Instanzenzug: S 24 SB 152/09
Gründe:
I
1Mit Urteil vom hat das LSG Berlin-Brandenburg einen Anspruch der Klägerin auf Feststellung der gesundheitlichen Voraussetzungen für das Merkzeichen "G" (erhebliche Beeinträchtigung der Bewegungsfähigkeit im Straßenverkehr) verneint. Gegen die Nichtzulassung der Revision in diesem Urteil hat die Klägerin beim BSG Beschwerde eingelegt. Sie macht eine grundsätzliche Bedeutung der Rechtssache (§ 160 Abs 2 Nr 1 SGG) sowie eine Divergenz (§ 160 Abs 2 Nr 2 SGG) geltend.
II
2Die Nichtzulassungsbeschwerde der Klägerin ist unzulässig. Ihre Begründung genügt nicht den gesetzlichen Anforderungen, da keiner der in § 160 Abs 2 SGG abschließend aufgeführten Zulassungsgründe ordnungsgemäß dargetan worden ist (vgl § 160a Abs 2 S 3 SGG).
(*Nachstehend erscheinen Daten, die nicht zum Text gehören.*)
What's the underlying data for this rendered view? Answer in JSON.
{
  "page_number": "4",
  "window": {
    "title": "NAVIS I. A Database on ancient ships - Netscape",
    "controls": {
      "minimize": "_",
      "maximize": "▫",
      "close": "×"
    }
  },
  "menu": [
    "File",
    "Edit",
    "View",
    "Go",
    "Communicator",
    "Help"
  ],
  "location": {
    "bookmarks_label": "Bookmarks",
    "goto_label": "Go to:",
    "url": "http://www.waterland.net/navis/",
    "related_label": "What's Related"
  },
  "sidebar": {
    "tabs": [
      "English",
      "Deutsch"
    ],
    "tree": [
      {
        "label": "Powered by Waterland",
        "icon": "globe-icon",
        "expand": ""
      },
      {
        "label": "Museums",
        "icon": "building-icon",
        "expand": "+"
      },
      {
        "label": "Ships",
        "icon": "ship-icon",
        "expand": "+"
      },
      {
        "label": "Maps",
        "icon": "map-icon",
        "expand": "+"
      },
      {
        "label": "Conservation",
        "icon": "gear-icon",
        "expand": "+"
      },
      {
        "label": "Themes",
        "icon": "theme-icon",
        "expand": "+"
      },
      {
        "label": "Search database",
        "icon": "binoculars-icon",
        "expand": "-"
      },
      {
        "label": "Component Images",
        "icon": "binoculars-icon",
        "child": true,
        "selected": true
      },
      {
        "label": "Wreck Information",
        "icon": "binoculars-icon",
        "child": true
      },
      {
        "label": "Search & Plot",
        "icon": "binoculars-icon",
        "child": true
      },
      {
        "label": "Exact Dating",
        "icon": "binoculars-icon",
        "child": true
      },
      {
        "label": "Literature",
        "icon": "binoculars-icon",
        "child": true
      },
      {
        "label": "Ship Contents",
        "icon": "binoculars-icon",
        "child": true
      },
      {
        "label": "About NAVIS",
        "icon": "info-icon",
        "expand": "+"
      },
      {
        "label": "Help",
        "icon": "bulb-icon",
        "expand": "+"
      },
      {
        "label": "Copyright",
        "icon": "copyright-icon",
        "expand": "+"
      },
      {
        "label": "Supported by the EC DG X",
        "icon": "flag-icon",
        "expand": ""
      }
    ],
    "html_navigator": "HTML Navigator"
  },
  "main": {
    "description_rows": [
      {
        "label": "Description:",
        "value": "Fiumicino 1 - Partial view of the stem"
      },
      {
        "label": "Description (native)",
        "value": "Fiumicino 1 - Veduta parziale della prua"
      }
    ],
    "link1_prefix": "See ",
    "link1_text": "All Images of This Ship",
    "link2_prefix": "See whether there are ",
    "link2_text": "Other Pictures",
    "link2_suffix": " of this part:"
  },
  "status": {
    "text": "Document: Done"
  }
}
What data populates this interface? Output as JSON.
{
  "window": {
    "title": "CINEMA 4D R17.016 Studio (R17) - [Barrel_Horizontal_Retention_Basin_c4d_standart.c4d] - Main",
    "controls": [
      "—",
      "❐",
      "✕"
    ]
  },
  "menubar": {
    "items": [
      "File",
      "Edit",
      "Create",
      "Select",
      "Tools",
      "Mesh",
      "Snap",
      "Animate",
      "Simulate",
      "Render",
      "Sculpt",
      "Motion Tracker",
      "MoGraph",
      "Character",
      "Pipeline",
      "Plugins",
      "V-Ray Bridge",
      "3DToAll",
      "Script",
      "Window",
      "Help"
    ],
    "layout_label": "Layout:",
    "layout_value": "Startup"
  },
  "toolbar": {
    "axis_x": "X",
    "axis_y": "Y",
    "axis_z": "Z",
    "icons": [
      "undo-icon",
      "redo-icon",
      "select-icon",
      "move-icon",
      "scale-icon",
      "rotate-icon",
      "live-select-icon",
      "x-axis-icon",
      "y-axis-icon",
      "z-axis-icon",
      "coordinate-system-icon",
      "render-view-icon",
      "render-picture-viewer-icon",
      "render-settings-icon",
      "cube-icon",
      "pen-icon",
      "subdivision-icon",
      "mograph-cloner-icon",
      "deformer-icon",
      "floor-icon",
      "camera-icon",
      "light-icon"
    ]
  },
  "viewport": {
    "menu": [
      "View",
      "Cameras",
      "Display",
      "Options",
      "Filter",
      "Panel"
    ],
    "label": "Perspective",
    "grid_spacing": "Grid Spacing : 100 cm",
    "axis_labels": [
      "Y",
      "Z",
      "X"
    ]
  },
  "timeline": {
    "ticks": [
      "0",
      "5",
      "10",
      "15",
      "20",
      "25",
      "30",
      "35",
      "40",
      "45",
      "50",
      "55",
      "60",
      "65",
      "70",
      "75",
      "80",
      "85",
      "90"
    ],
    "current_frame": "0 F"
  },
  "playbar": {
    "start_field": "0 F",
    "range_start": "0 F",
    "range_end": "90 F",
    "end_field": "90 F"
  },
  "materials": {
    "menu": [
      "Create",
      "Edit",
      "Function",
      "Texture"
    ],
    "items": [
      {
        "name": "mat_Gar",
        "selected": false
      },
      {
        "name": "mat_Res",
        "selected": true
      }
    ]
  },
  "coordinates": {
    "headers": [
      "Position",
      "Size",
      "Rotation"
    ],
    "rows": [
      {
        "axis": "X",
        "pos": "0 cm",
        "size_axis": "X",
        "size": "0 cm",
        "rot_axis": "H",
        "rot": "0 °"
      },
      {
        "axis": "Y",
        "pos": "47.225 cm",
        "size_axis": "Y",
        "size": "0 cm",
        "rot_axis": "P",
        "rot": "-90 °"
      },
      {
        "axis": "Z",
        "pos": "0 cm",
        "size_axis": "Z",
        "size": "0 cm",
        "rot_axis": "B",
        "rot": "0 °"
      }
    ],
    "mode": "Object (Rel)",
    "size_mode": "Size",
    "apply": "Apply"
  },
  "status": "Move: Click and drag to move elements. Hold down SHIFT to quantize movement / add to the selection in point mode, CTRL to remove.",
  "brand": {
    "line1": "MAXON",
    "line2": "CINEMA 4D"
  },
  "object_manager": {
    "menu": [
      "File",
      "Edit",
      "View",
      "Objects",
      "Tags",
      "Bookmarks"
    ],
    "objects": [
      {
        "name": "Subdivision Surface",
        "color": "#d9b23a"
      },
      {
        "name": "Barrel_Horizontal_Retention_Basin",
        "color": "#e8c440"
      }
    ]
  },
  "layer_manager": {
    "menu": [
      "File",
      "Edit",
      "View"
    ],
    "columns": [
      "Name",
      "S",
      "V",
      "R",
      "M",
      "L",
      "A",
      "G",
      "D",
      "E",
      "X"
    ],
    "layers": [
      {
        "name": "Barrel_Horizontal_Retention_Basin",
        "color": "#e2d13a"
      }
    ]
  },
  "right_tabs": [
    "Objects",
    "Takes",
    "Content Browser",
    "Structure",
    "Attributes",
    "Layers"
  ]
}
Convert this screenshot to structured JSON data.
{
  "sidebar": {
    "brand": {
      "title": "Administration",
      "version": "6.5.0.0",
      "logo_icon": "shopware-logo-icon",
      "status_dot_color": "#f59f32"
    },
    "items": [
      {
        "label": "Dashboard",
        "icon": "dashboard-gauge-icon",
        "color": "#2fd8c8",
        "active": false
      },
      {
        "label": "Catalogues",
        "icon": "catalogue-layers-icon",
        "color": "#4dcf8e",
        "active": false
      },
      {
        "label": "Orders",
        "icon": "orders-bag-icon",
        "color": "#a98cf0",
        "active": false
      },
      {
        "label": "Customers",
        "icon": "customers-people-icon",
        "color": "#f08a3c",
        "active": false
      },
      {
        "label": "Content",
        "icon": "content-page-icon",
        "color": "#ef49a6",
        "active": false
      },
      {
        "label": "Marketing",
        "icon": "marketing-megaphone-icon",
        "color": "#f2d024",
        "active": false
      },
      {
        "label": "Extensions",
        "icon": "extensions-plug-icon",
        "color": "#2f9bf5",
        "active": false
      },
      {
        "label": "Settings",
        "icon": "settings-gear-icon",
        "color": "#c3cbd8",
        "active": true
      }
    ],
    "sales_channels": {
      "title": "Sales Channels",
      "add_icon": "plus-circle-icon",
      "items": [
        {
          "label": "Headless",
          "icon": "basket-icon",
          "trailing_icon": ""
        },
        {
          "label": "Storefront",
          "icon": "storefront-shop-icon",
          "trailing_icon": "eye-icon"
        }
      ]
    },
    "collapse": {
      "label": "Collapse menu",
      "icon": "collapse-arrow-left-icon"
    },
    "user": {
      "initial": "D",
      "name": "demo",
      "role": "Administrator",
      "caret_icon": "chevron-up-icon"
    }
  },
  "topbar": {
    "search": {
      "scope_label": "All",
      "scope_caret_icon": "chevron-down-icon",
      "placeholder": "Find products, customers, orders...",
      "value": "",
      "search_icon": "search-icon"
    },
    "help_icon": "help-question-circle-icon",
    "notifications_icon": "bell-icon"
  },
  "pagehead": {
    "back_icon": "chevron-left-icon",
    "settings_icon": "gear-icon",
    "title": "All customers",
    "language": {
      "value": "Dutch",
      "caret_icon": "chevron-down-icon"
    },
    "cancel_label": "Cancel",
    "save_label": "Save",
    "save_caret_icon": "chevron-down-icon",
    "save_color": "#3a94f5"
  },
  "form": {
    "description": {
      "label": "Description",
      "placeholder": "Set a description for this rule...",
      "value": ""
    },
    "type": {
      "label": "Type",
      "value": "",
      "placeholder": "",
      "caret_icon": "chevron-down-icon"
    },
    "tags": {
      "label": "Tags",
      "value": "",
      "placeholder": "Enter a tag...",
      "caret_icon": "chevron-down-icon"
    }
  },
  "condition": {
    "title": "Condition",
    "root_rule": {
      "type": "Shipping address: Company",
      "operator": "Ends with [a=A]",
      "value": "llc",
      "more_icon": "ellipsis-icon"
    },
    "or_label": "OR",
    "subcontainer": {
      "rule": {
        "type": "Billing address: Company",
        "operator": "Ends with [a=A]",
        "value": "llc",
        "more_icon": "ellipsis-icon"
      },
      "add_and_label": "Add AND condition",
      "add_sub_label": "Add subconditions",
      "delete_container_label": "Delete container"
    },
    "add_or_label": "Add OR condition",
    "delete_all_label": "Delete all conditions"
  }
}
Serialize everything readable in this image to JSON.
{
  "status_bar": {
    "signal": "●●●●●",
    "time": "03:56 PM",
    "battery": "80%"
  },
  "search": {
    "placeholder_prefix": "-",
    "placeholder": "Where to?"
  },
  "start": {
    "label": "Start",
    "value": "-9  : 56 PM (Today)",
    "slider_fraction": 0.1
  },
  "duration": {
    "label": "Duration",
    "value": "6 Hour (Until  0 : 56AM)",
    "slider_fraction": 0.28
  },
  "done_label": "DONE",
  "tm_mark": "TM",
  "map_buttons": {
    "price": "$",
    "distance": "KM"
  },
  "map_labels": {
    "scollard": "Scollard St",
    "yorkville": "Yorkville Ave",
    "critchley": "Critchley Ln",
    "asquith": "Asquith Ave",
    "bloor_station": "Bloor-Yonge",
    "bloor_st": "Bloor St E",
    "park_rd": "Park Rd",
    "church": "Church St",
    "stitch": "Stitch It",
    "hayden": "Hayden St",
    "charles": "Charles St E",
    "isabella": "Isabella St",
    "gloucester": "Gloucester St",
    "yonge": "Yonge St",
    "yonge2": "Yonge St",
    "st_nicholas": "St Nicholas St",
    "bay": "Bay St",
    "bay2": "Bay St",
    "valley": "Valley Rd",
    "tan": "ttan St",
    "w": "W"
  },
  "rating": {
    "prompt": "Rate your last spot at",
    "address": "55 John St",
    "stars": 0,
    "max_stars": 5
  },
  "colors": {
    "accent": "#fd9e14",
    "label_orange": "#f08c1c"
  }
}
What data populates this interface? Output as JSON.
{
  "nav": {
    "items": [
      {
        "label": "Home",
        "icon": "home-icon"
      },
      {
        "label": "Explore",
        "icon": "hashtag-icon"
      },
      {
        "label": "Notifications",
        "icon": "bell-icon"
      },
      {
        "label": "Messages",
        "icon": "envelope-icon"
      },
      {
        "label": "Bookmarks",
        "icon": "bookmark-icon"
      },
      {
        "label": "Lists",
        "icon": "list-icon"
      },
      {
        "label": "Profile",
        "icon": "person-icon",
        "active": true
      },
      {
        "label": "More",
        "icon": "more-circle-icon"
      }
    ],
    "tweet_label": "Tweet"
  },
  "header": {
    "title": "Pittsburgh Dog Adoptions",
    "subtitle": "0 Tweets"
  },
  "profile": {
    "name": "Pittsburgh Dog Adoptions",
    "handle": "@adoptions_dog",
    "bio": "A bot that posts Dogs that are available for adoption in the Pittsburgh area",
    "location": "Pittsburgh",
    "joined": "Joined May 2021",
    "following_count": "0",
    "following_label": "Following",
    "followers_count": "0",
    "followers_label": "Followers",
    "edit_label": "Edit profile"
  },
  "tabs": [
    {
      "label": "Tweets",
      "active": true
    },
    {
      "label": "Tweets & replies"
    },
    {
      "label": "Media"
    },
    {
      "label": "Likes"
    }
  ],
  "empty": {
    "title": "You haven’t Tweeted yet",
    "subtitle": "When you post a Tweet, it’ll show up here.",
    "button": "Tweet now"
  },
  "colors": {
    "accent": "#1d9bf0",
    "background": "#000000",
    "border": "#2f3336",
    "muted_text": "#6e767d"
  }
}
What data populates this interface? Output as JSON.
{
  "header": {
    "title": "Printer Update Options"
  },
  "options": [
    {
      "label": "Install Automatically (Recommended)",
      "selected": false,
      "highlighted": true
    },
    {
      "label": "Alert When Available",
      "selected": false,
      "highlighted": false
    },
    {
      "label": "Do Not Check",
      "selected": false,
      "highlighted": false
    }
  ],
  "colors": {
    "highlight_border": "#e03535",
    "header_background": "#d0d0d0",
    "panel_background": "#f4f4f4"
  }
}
3Grundsätzliche Bedeutung iS des § 160 Abs 2 Nr 1 SGG, wie sie die Klägerin hier geltend macht, hat eine Rechtssache nur dann, wenn sie eine Rechtsfrage aufwirft, die - über den Einzelfall hinaus - aus Gründen der Rechtseinheit oder der Fortbildung des Rechts einer Klärung durch das Revisionsgericht bedürftig und fähig ist. Ein Beschwerdeführer muss daher anhand des anwendbaren Rechts sowie unter Berücksichtigung der höchstrichterlichen Rechtsprechung und des Schrifttums angeben, welche Rechtsfragen sich stellen, dass diese noch nicht geklärt sind, weshalb eine Klärung aus Gründen der Rechtseinheit oder Rechtsfortbildung erforderlich ist, und dass das angestrebte Revisionsverfahren eine Klärung erwarten lässt. Um seiner Darlegungspflicht zu genügen, muss der Beschwerdeführer mithin Folgendes aufzeigen: (1) eine bestimmte Rechtsfrage, (2) ihre (abstrakte) Klärungsbedürftigkeit, (3) ihre (konkrete) Klärungsfähigkeit sowie (4) die über den Einzelfall hinausgehende Bedeutung der von ihm angestrebten Entscheidung, also eine Breitenwirkung (vgl BSG SozR 1500 § 160 Nr 17; BSGE 40, 158 = SozR 1500 § 160a Nr 11; BSG SozR 1500 § 160a Nr 7, 13, 31, 59, 65). Diesen Anforderungen genügt die vorliegende Beschwerdebegründung nicht.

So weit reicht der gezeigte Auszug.